Zimbabwe: Environment Agency Targets Smoking Bangers in Carbon Emissions Crackdown

The Environmental Management Agency (EMA) has embarked on a massive clampdown on owners of vehicles producing hazardous exhaust emissions above regulated levels.

Since the start of the operation in the Mashonaland West province Thursday last week, 1,319 vehicles have been inspected for vehicular emissions and the compliance level was 96, 4%.

By the time of publishing, a total of 47 tickets and five environmental protection orders had been issued to motorists, who own or were operating vehicles in such a manner as to cause air pollution.

Speaking during a media tour Monday, EMA Mashonaland West provincial manager, Rambwai Mapako said his organisation has been testing vehicle exhaust emissions along strategic points along highways since February 2, 2023, which marked World Wetlands Day.

The exercise runs until next week covering the entire province.

“The purpose of the exhaust emissions test is to check for compliance with the exhaust emissions regulation stipulated in Statutory Instrument 72 of 2009 (Atmospheric Control Regulations) as read with the Environmental Management Act Cap 20:27.

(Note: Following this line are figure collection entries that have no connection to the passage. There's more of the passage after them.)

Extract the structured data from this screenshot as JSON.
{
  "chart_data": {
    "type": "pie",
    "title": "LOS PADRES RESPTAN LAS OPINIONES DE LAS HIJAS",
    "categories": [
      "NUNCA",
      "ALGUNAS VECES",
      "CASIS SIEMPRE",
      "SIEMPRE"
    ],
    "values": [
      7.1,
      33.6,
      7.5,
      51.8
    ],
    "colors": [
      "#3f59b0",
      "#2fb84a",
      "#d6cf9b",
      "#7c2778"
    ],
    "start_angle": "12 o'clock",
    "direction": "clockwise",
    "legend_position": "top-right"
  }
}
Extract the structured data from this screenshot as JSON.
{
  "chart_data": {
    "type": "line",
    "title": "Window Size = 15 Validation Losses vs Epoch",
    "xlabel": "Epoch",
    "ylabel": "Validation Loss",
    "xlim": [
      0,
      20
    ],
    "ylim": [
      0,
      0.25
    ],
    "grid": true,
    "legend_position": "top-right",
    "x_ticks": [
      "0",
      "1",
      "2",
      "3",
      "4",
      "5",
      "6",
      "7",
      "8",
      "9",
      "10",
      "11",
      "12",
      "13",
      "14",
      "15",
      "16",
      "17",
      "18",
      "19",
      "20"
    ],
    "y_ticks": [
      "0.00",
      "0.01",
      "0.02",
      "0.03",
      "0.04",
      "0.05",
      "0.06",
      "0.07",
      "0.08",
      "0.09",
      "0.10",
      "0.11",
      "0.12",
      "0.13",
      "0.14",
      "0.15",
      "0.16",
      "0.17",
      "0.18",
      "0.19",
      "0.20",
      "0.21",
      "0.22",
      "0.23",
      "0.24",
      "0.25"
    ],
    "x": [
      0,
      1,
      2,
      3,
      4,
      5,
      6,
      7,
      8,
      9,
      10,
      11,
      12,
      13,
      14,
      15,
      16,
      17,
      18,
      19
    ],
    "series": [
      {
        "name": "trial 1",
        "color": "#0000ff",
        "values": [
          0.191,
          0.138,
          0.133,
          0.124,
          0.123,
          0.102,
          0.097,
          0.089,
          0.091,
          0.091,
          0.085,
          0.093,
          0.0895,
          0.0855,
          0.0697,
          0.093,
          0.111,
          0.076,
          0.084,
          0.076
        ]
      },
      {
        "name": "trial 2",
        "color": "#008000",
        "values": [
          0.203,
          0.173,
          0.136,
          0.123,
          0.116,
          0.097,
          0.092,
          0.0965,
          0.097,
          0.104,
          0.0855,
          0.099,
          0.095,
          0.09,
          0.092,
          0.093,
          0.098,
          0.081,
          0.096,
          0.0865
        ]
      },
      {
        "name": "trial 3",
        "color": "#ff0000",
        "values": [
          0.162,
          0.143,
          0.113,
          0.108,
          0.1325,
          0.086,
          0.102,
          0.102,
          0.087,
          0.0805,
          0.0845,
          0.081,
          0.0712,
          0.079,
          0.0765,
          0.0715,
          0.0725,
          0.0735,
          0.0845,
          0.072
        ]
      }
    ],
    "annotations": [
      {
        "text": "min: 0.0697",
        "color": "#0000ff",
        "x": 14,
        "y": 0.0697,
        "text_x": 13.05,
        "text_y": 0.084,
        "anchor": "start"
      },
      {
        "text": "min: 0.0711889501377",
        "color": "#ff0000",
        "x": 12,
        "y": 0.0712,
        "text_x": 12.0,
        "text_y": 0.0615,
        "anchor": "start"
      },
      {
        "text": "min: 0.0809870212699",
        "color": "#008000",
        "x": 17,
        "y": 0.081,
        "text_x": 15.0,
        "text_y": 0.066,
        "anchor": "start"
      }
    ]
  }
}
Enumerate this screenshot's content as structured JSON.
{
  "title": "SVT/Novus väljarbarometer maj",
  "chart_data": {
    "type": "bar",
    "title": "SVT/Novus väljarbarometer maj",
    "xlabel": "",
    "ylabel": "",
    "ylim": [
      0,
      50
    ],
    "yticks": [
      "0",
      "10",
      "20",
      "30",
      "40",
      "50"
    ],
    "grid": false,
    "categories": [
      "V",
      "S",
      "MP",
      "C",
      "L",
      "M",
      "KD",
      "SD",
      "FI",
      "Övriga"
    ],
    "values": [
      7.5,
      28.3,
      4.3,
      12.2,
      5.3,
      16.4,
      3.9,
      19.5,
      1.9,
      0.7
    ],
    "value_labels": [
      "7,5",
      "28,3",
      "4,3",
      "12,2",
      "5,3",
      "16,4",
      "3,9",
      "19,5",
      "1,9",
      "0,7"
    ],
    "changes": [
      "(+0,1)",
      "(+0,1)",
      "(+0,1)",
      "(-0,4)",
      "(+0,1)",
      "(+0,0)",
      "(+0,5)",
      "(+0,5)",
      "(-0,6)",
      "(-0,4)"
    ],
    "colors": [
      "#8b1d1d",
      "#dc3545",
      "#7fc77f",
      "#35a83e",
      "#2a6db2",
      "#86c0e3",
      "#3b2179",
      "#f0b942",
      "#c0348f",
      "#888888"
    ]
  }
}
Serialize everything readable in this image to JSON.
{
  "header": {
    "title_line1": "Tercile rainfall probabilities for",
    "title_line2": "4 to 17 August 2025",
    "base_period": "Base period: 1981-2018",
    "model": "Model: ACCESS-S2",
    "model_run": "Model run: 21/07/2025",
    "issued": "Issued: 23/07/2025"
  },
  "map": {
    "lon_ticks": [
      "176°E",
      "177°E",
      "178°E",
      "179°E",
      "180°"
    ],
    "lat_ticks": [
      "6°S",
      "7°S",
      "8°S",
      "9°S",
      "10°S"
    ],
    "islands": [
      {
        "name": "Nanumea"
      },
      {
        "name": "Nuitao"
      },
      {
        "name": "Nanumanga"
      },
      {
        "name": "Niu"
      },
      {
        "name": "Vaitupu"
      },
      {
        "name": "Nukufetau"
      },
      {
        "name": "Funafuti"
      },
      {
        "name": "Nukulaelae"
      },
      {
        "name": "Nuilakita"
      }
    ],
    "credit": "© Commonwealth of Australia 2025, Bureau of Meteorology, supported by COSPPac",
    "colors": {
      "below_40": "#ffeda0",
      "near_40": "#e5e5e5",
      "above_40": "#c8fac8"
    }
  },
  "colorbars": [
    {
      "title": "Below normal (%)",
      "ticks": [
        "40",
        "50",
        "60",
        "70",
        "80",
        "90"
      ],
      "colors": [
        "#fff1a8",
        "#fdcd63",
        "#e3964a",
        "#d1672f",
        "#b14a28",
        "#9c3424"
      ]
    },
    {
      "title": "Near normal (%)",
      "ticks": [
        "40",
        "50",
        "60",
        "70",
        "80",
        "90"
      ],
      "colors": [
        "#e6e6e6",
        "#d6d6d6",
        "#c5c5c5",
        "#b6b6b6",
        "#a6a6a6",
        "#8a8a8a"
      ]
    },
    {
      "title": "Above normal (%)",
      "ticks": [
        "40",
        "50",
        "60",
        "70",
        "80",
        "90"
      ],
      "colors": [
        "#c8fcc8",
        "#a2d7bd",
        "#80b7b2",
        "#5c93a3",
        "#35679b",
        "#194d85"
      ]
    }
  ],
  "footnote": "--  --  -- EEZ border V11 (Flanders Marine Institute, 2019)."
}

“Vehicle emissions are known worldwide to be the cause of about 22% of atmospheric pollution, which prematurely kills about seven million people annually across the globe due to respiratory and cardiovascular diseases,” Mapako told journalists.

He highlighted major pollutants of concern included carbon dioxide, carbon monoxide and methane.

“These are known to be greatest contributors of global warming challenge.

“As an agency and as Mashonaland West in particular, we need to ensure we play our part in the pollution abatement and making a contribution towards attainments of a clean, safe and a healthy environment in line with the national development agenda for a clean society and green or sustainable development.

“As EMA we passionately appeal to vehicle owner or operators to continuously ensure that their vehicles are serviced regularly and desist from refuelling at illegal fuel dealers as the fuel quality may have been tempered with,” added the EMA provincial head.

Mapako reiterated air pollution was one major threat to a sustainable environment, and EMA “should be seen playing ball.”

“The importance of the environment is derived from the sustainable agenda of the country. You can never talk of a growing economy without addressing issues of environmental sustainability.

“In order to promote that culture of sustainability, the media plays a very important role,” said Mapako.